O Brasil é um país plural, “tem gente de toda cor, tem raça de toda fé” (Ivete Sangalo), portanto, deveria ser o país exemplo da diversidade, do respeito aos direitos humanos, mas não! “A colonização brasileira não acionou apenas questões raciais e étnicas. A homotransfobia é irmã do racismo. São filhos dos mesmos pais” (Magô Tonhon).

Em 2020, 237 pessoas foram vítimas da homotransfobia: 224 homicídios e 13 suicídios (Relatório: Observatório de Mortes Violentas de LGBTI+ no Brasil). Números subnotificados. A ausência de dados oficiais revela a ausência de ações do Estado no combate a esse tipo de crime.

Mesmo depois da decisão do STF que reconheceu a LGBTIfobia como crime de racismo, o Brasil mantém o 1º lugar no ranking dos assassinatos de pessoas trans no mundo. Foram 175 assassinatos, só em 2020. Todos cometidos contra pessoas que expressavam o gênero feminino em contraposição ao gênero designado no nascimento. Não foram encontradas informações de assassinatos de homens trans ou pessoas transmasculinas (Dossiê dos assassinatos e violência contra travestis e transexuais brasileiras em 2020/Associação Nacional de Travestis e Transexuais – ANTRA e Instituto Brasileiro Trans de Educação).

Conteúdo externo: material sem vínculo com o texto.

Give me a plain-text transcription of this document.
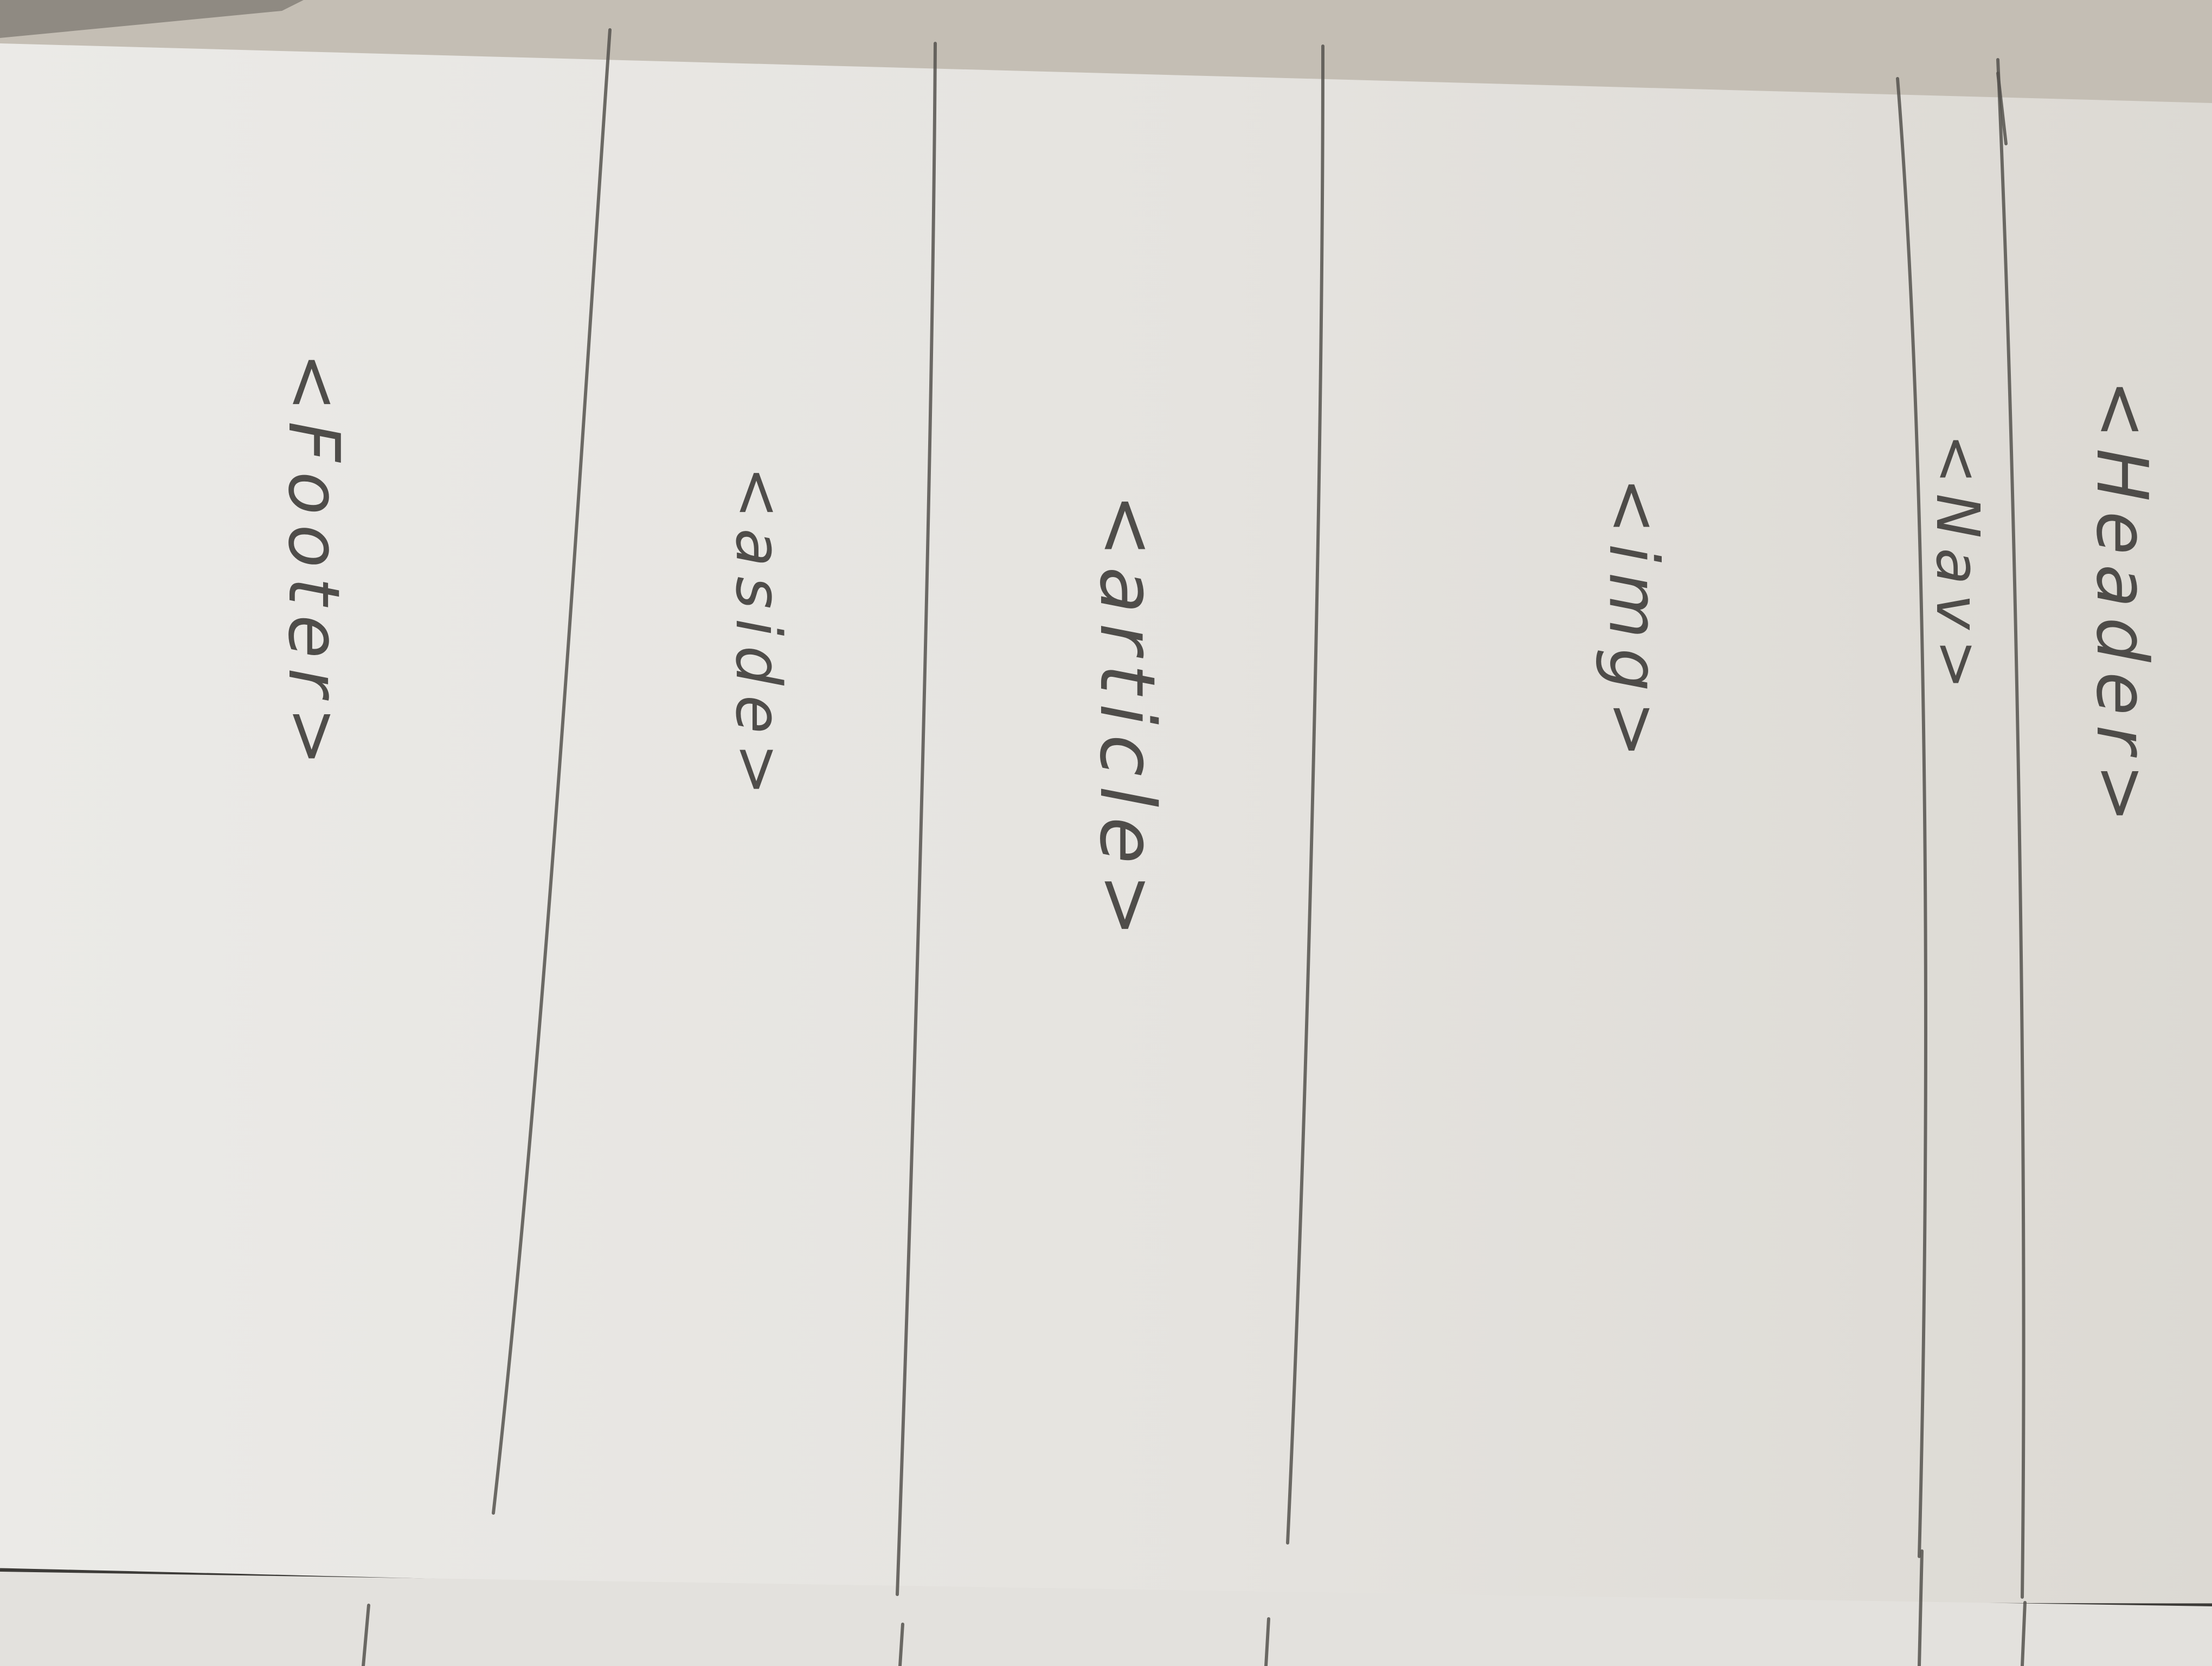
<Header>
<Nav>
<img>
<article>
<aside>
<Footer>
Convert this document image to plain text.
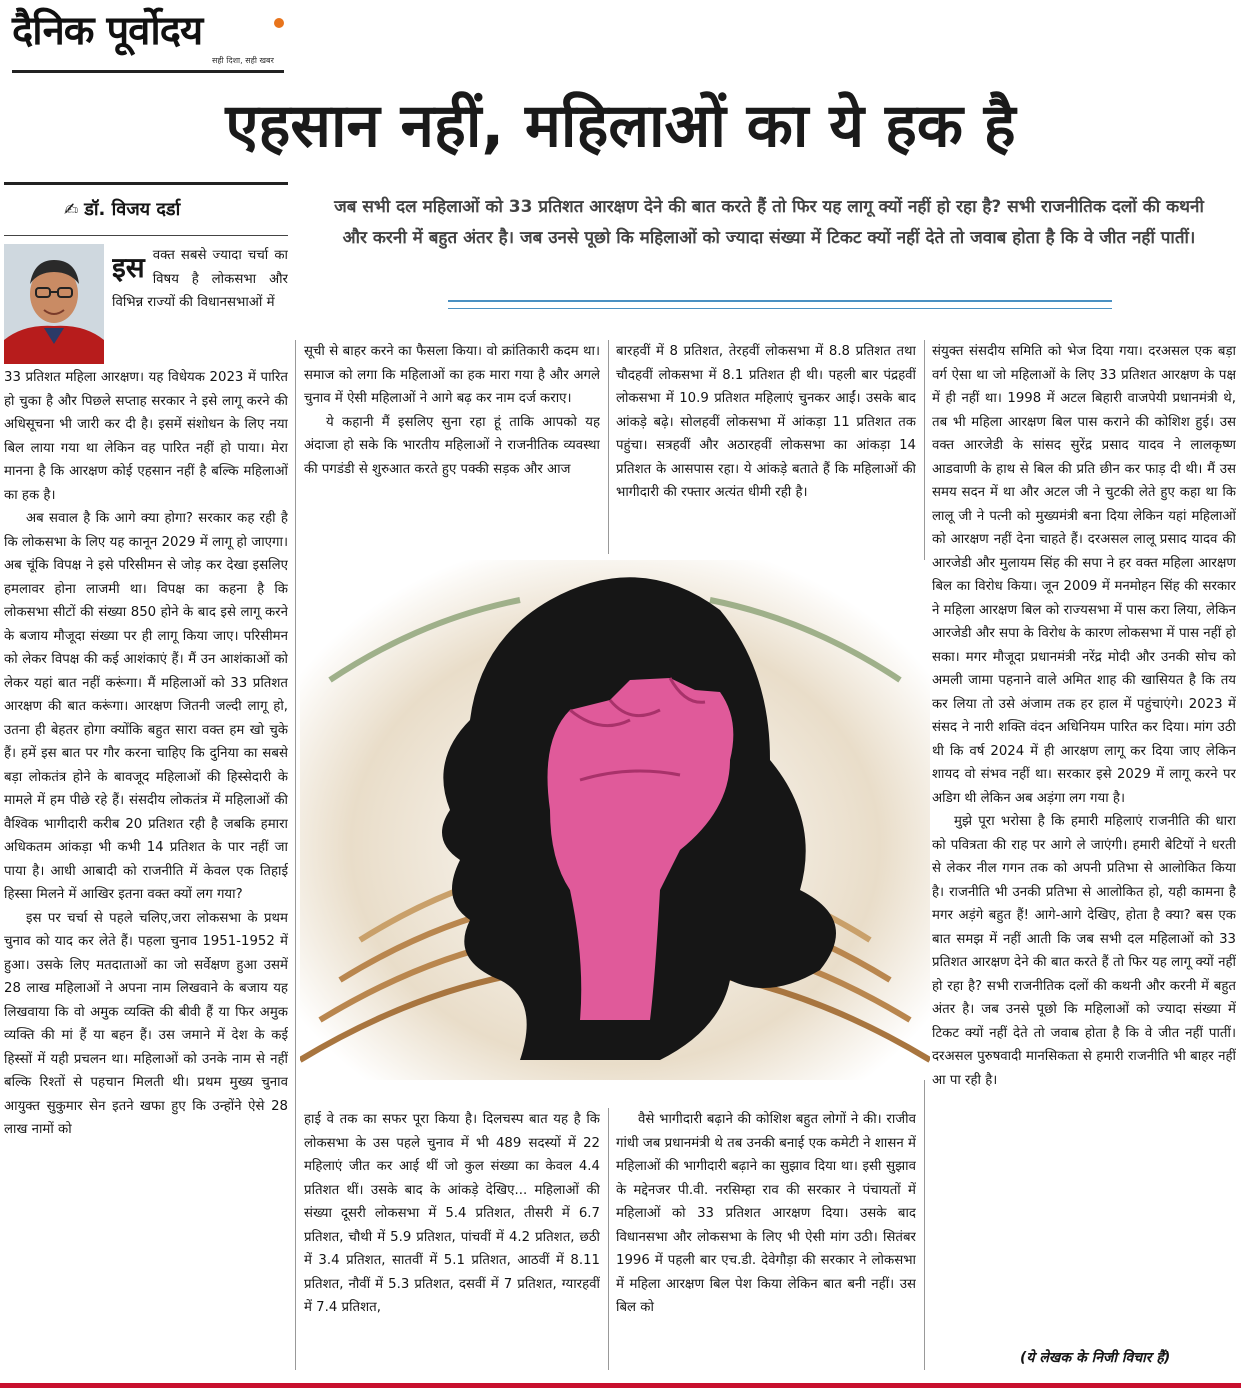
दैनिक पूर्वोदय
सही दिशा, सही खबर
एहसान नहीं, महिलाओं का ये हक है
✍ डॉ. विजय दर्डा	जब सभी दल महिलाओं को 33 प्रतिशत आरक्षण देने की बात करते हैं तो फिर यह लागू क्यों नहीं हो रहा है? सभी राजनीतिक दलों की कथनी और करनी में बहुत अंतर है। जब उनसे पूछो कि महिलाओं को ज्यादा संख्या में टिकट क्यों नहीं देते तो जवाब होता है कि वे जीत नहीं पातीं।
इस वक्त सबसे ज्यादा चर्चा का विषय है लोकसभा और विभिन्न राज्यों की विधानसभाओं में

33 प्रतिशत महिला आरक्षण। यह विधेयक 2023 में पारित हो चुका है और पिछले सप्ताह सरकार ने इसे लागू करने की अधिसूचना भी जारी कर दी है। इसमें संशोधन के लिए नया बिल लाया गया था लेकिन वह पारित नहीं हो पाया। मेरा मानना है कि आरक्षण कोई एहसान नहीं है बल्कि महिलाओं का हक है।

अब सवाल है कि आगे क्या होगा? सरकार कह रही है कि लोकसभा के लिए यह कानून 2029 में लागू हो जाएगा। अब चूंकि विपक्ष ने इसे परिसीमन से जोड़ कर देखा इसलिए हमलावर होना लाजमी था। विपक्ष का कहना है कि लोकसभा सीटों की संख्या 850 होने के बाद इसे लागू करने के बजाय मौजूदा संख्या पर ही लागू किया जाए। परिसीमन को लेकर विपक्ष की कई आशंकाएं हैं। मैं उन आशंकाओं को लेकर यहां बात नहीं करूंगा। मैं महिलाओं को 33 प्रतिशत आरक्षण की बात करूंगा। आरक्षण जितनी जल्दी लागू हो, उतना ही बेहतर होगा क्योंकि बहुत सारा वक्त हम खो चुके हैं। हमें इस बात पर गौर करना चाहिए कि दुनिया का सबसे बड़ा लोकतंत्र होने के बावजूद महिलाओं की हिस्सेदारी के मामले में हम पीछे रहे हैं। संसदीय लोकतंत्र में महिलाओं की वैश्विक भागीदारी करीब 20 प्रतिशत रही है जबकि हमारा अधिकतम आंकड़ा भी कभी 14 प्रतिशत के पार नहीं जा पाया है। आधी आबादी को राजनीति में केवल एक तिहाई हिस्सा मिलने में आखिर इतना वक्त क्यों लग गया?

इस पर चर्चा से पहले चलिए,जरा लोकसभा के प्रथम चुनाव को याद कर लेते हैं। पहला चुनाव 1951-1952 में हुआ। उसके लिए मतदाताओं का जो सर्वेक्षण हुआ उसमें 28 लाख महिलाओं ने अपना नाम लिखवाने के बजाय यह लिखवाया कि वो अमुक व्यक्ति की बीवी हैं या फिर अमुक व्यक्ति की मां हैं या बहन हैं। उस जमाने में देश के कई हिस्सों में यही प्रचलन था। महिलाओं को उनके नाम से नहीं बल्कि रिश्तों से पहचान मिलती थी। प्रथम मुख्य चुनाव आयुक्त सुकुमार सेन इतने खफा हुए कि उन्होंने ऐसे 28 लाख नामों को

सूची से बाहर करने का फैसला किया। वो क्रांतिकारी कदम था। समाज को लगा कि महिलाओं का हक मारा गया है और अगले चुनाव में ऐसी महिलाओं ने आगे बढ़ कर नाम दर्ज कराए।

ये कहानी मैं इसलिए सुना रहा हूं ताकि आपको यह अंदाजा हो सके कि भारतीय महिलाओं ने राजनीतिक व्यवस्था की पगडंडी से शुरुआत करते हुए पक्की सड़क और आज

हाई वे तक का सफर पूरा किया है। दिलचस्प बात यह है कि लोकसभा के उस पहले चुनाव में भी 489 सदस्यों में 22 महिलाएं जीत कर आई थीं जो कुल संख्या का केवल 4.4 प्रतिशत थीं। उसके बाद के आंकड़े देखिए... महिलाओं की संख्या दूसरी लोकसभा में 5.4 प्रतिशत, तीसरी में 6.7 प्रतिशत, चौथी में 5.9 प्रतिशत, पांचवीं में 4.2 प्रतिशत, छठी में 3.4 प्रतिशत, सातवीं में 5.1 प्रतिशत, आठवीं में 8.11 प्रतिशत, नौवीं में 5.3 प्रतिशत, दसवीं में 7 प्रतिशत, ग्यारहवीं में 7.4 प्रतिशत,

बारहवीं में 8 प्रतिशत, तेरहवीं लोकसभा में 8.8 प्रतिशत तथा चौदहवीं लोकसभा में 8.1 प्रतिशत ही थी। पहली बार पंद्रहवीं लोकसभा में 10.9 प्रतिशत महिलाएं चुनकर आईं। उसके बाद आंकड़े बढ़े। सोलहवीं लोकसभा में आंकड़ा 11 प्रतिशत तक पहुंचा। सत्रहवीं और अठारहवीं लोकसभा का आंकड़ा 14 प्रतिशत के आसपास रहा। ये आंकड़े बताते हैं कि महिलाओं की भागीदारी की रफ्तार अत्यंत धीमी रही है।

वैसे भागीदारी बढ़ाने की कोशिश बहुत लोगों ने की। राजीव गांधी जब प्रधानमंत्री थे तब उनकी बनाई एक कमेटी ने शासन में महिलाओं की भागीदारी बढ़ाने का सुझाव दिया था। इसी सुझाव के मद्देनजर पी.वी. नरसिम्हा राव की सरकार ने पंचायतों में महिलाओं को 33 प्रतिशत आरक्षण दिया। उसके बाद विधानसभा और लोकसभा के लिए भी ऐसी मांग उठी। सितंबर 1996 में पहली बार एच.डी. देवेगौड़ा की सरकार ने लोकसभा में महिला आरक्षण बिल पेश किया लेकिन बात बनी नहीं। उस बिल को

संयुक्त संसदीय समिति को भेज दिया गया। दरअसल एक बड़ा वर्ग ऐसा था जो महिलाओं के लिए 33 प्रतिशत आरक्षण के पक्ष में ही नहीं था। 1998 में अटल बिहारी वाजपेयी प्रधानमंत्री थे, तब भी महिला आरक्षण बिल पास कराने की कोशिश हुई। उस वक्त आरजेडी के सांसद सुरेंद्र प्रसाद यादव ने लालकृष्ण आडवाणी के हाथ से बिल की प्रति छीन कर फाड़ दी थी। मैं उस समय सदन में था और अटल जी ने चुटकी लेते हुए कहा था कि लालू जी ने पत्नी को मुख्यमंत्री बना दिया लेकिन यहां महिलाओं को आरक्षण नहीं देना चाहते हैं। दरअसल लालू प्रसाद यादव की आरजेडी और मुलायम सिंह की सपा ने हर वक्त महिला आरक्षण बिल का विरोध किया। जून 2009 में मनमोहन सिंह की सरकार ने महिला आरक्षण बिल को राज्यसभा में पास करा लिया, लेकिन आरजेडी और सपा के विरोध के कारण लोकसभा में पास नहीं हो सका। मगर मौजूदा प्रधानमंत्री नरेंद्र मोदी और उनकी सोच को अमली जामा पहनाने वाले अमित शाह की खासियत है कि तय कर लिया तो उसे अंजाम तक हर हाल में पहुंचाएंगे। 2023 में संसद ने नारी शक्ति वंदन अधिनियम पारित कर दिया। मांग उठी थी कि वर्ष 2024 में ही आरक्षण लागू कर दिया जाए लेकिन शायद वो संभव नहीं था। सरकार इसे 2029 में लागू करने पर अडिग थी लेकिन अब अड़ंगा लग गया है।

मुझे पूरा भरोसा है कि हमारी महिलाएं राजनीति की धारा को पवित्रता की राह पर आगे ले जाएंगी। हमारी बेटियों ने धरती से लेकर नील गगन तक को अपनी प्रतिभा से आलोकित किया है। राजनीति भी उनकी प्रतिभा से आलोकित हो, यही कामना है मगर अड़ंगे बहुत हैं! आगे-आगे देखिए, होता है क्या? बस एक बात समझ में नहीं आती कि जब सभी दल महिलाओं को 33 प्रतिशत आरक्षण देने की बात करते हैं तो फिर यह लागू क्यों नहीं हो रहा है? सभी राजनीतिक दलों की कथनी और करनी में बहुत अंतर है। जब उनसे पूछो कि महिलाओं को ज्यादा संख्या में टिकट क्यों नहीं देते तो जवाब होता है कि वे जीत नहीं पातीं। दरअसल पुरुषवादी मानसिकता से हमारी राजनीति भी बाहर नहीं आ पा रही है।

(ये लेखक के निजी विचार हैं)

Dados da pesquisa indicam que maior parte das vítimas é jovem, entre 15 e 29 anos, negra e pobre. Os crimes, com requintes de crueldade, ocorrem principalmente nas ruas e à noite. As práticas policiais e judiciais se caracterizam pela falta de rigor na investigação, identificação e prisão dos suspeitos. Há ausência, precariedade e deficiência de dados, muitas vezes para ocultar ou manipular resultados; responsabilização das vítimas, que por vezes são tratadas como suspeitas e não queixosas ou testemunhas; não há respeito à identidade de gênero das vítimas; falta representação política para esse grupo e pessoas trans eleitas para cargos públicos não se sentem seguras em sua atividade. As existências LGBT+ desafiam sistemas de poder.

Impunidade! Com o governo Bolsonaro houve um blecaute das políticas públicas para a população LGBTI+ que, na pandemia, ficou ainda mais vulnerável. É uma luta diária! O governo fascista legitima a perseguição. Quanta violência!

Vivemos em uma sociedade cisnormativa cristã que acredita ter competência, conhecimento e moral para determinar o que é ser homem ou mulher. Uma sociedade disposta a matar física e espiritualmente pessoas que se amam, se reconhecem como criação divina. Se Deus nos criou a sua imagem e semelhança somos mais que um corpo sexuado. Todos temos o direito de desfrutar de relações sexuais e amorosas. Os guardiões da família e da palavra de Deus quando negam aos homens e mulheres homoafetivos direitos elementares são preconceituosos. Preconceito e a ignorância também matam, geram depressão e sofrimento psíquico!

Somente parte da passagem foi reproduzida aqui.